Gara LaMarche, director of US programs for the Open Society Institute, writes: The journey of Frank Wilkinson, who died at 91 on January 2 at his home in Los Angeles, is a great American story. Born into a comfortable Republican family, Frank headed Youth for Hoover at Beverly Hills High School, but a trip to the Middle East after graduation from UCLA opened his eyes to dire poverty. Back in LA, Frank abandoned plans for the Methodist ministry and went to work for the Housing Authority, living with his family in one of the integrated projects he helped establish. In the 1940s, however, many viewed public housing as a socialist scheme, and Frank soon found himself hauled before investigating committees and questioned about his political beliefs and affiliations. When he refused to answer, Frank was fired and could only find work as a night janitor at a department store. In 1961 the Supreme Court narrowly rejected a First Amendment challenge by Frank and his co-defendant, Carl Braden, to the House Un-American Activities Committee’s witch hunts, and they spent nine months in federal prison. Once out, Frank devoted himself full time to civil liberties campaigning. Along the way, he sued the FBI, which compiled a file of 132,000 pages on him, documenting efforts to harass him and disrupt his speeches. Frank Wilkinson was around long enough to cycle from pariah status to knowing that the world had changed enough to see him as what he was: an American hero. But the surveillance state he opposed, is back if indeed it ever went away. Frank’s death in this season of headlines about illegal domestic spying reminds us of the history we thought we’d overcome and provides an enduring example of the courage we must find to renew the fight.
Lobbyist Jack Abramoff’s plea bargain agreement with the Feds revealed that in 2000 he and his firm were paid by the Magazine Publishers of America to lobby against the pending postal rate increase. In the spirit of full disclosure, transparency and all the rest, we hereby disclose our conflict of interest–as members in good standing of MPA we, too, were against the postal rate increase (although we believed that as a general proposition, MPA represents the interests of its largest and most profitable members, rather than small-circulation journals of opinion like us).

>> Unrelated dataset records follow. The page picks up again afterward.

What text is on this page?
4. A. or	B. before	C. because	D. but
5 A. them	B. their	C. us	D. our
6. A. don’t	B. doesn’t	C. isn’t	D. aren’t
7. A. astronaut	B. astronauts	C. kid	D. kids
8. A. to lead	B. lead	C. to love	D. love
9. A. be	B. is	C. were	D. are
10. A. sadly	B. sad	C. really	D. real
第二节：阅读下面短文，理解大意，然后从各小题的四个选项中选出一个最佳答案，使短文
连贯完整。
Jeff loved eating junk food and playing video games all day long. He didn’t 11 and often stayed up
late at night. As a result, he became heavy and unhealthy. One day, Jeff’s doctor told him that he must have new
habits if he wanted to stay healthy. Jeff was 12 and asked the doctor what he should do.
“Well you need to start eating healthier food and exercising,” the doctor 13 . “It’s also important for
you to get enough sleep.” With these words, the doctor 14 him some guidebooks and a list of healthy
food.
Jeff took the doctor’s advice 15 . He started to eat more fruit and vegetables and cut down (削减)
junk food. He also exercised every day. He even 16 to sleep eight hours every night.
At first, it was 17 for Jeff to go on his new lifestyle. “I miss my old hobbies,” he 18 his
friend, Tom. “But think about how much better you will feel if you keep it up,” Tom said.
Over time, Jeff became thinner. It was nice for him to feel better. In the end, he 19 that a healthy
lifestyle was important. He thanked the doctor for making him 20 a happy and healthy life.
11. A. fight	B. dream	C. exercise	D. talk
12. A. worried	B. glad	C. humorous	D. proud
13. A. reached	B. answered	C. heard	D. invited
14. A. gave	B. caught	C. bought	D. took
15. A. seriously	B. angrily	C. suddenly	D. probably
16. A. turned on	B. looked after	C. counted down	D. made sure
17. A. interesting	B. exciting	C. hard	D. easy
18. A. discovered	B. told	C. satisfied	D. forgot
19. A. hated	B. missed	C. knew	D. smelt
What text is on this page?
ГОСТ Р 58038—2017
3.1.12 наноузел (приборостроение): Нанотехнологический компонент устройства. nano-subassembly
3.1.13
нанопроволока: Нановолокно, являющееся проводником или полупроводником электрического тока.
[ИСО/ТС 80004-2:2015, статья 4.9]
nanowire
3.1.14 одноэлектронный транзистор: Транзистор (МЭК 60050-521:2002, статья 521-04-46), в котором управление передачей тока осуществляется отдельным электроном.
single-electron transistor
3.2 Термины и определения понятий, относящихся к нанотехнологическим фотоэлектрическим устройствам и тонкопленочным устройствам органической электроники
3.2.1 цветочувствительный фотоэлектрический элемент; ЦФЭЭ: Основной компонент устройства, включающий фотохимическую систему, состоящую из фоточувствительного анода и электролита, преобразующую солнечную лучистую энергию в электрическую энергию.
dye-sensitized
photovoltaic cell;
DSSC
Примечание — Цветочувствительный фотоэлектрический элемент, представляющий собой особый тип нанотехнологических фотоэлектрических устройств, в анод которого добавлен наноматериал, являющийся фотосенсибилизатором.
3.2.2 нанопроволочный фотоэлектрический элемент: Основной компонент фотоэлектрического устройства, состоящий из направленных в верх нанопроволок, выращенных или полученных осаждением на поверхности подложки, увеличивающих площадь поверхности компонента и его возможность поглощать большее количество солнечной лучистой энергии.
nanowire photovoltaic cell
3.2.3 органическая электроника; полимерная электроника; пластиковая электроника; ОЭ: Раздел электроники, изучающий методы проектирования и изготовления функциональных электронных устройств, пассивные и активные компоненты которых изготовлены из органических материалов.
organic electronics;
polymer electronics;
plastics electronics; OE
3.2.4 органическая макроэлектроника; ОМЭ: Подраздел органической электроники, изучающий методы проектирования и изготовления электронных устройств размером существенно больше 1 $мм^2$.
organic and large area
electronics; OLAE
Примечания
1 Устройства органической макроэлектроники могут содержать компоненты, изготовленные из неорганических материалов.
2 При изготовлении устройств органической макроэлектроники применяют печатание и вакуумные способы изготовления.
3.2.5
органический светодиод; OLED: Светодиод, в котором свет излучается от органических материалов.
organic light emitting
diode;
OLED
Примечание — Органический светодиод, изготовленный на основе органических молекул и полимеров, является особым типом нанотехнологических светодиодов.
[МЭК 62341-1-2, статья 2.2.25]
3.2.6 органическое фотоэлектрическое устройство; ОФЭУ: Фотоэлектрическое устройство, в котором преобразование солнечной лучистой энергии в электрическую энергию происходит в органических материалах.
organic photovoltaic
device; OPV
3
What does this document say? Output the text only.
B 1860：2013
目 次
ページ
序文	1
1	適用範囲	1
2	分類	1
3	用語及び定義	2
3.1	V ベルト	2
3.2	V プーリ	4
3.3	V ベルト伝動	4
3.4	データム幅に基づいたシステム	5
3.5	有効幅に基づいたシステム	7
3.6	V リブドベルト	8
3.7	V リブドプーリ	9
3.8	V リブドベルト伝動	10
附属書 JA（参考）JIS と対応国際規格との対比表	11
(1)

Nevertheless, we feel called upon to make it crystal clear that, like members of Congress and others with whom he did business, we never met the guy, or received money from his foundation or sat in his sky box or ate free at Signatures. Nor did we as a quid pro quo for all those non-gifts ever publish a favorable article about Abramoff. We never benefited one bit from our dealings with him, which we didn’t have anyway. Who knows, though–if we had had a few extra millions to buy Abramoff’s time, independent journals might have received the postal rate decreases they deserved.
LETTERMAN HARDBALL
David Letterman is not known for tough, probing interviews on his late-night television show. Being funny and asking a sultry actress about her next picture is his usual shtick. But when Bill O’Reilly showed up, Dave began applying the needle, and by the time he finished his guest was tattooed. First, he scoffed at O’Reilly’s one-man campaign against alleged Christmas disparagers, then it was on to the Iraq War, Cindy Sheehan’s bona fides and other important matters. He summed up with, “I have the feeling about 60 percent of what you say is crap.” As a result, the show turned out to be an informative use of Entertainment State airtime. Didn’t ABC once try to sign up Letterman as a replacement for Ted Koppel? Maybe that wasn’t such a farfetched idea after all.
VITAL STATISTIC
It’s a new issue–Ivan Joseph–for Nation contributing editors Liza Featherstone (she writes on labor–the Wal- Mart variety) and Doug Henwood (he writes on the view from the left on business and finance).